The same rationale used against Kach was invoked in efforts to disqualify the ultra left-wing party Progressive List for Peace to stand for election.

Attorneys representing two right-wing parties, one of which voted against Kach in the initial Israeli election commission ruling, charged that by giving expression to Arab nationalist feeling inside Israel the PLP challenged the basic Jewish character of the state.

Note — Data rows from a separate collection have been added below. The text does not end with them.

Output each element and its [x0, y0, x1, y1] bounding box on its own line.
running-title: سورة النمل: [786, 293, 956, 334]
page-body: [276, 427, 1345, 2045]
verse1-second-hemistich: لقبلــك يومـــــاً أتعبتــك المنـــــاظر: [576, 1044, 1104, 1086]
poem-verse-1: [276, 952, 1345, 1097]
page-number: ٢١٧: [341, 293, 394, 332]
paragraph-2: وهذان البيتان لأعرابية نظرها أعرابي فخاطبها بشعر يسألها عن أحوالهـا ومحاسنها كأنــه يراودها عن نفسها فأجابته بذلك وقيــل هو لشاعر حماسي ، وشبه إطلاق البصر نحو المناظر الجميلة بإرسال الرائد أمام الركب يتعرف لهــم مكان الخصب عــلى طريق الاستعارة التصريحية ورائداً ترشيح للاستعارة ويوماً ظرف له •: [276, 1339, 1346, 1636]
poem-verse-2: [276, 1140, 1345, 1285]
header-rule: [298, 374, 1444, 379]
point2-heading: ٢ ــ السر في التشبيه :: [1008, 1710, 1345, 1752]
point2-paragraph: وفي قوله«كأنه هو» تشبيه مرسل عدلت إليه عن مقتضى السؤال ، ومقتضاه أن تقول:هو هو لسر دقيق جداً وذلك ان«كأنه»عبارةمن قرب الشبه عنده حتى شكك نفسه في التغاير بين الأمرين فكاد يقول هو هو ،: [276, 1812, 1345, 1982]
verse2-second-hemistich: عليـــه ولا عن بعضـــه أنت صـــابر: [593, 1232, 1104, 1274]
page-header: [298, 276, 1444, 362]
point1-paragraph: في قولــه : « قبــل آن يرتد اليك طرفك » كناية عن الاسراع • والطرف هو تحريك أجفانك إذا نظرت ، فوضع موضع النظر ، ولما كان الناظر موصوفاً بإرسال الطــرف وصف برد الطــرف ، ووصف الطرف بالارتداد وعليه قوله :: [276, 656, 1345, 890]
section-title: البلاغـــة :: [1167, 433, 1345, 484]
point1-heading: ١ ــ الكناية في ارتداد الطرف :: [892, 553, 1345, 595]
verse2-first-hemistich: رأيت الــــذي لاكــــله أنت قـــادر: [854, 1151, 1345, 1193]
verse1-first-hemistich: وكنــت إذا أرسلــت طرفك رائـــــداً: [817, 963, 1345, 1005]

In the end the court failed to find convincing evidence the PLP was involved in efforts to overthrow the state of Israel.

In another report issued yesterday, the West Bank Data Project condemned what it called the ``horrifying increase'' in the number of human-rights violations that have resulted from Israel's crackdown on the 10-month Palestinian uprising.

The 60-page document, entitled ``The Price of Insurgency: Civil Rights in the Occupied Territories,'' reports ``a pervasive system of bureaucratic harassment'' by the Israeli civil administration that governs the territories.

The report also charges a ``double standard of justice'' administered by Israeli military and civil courts. In one example cited by the Data Project a 22-year-old Palestinian woman was imprisoned for nine months for throwing stones near the Arab village of Beita while a Jewish settler, charged with manslaughter for killing a Palestinian youth fleeing a road block, was released on bail.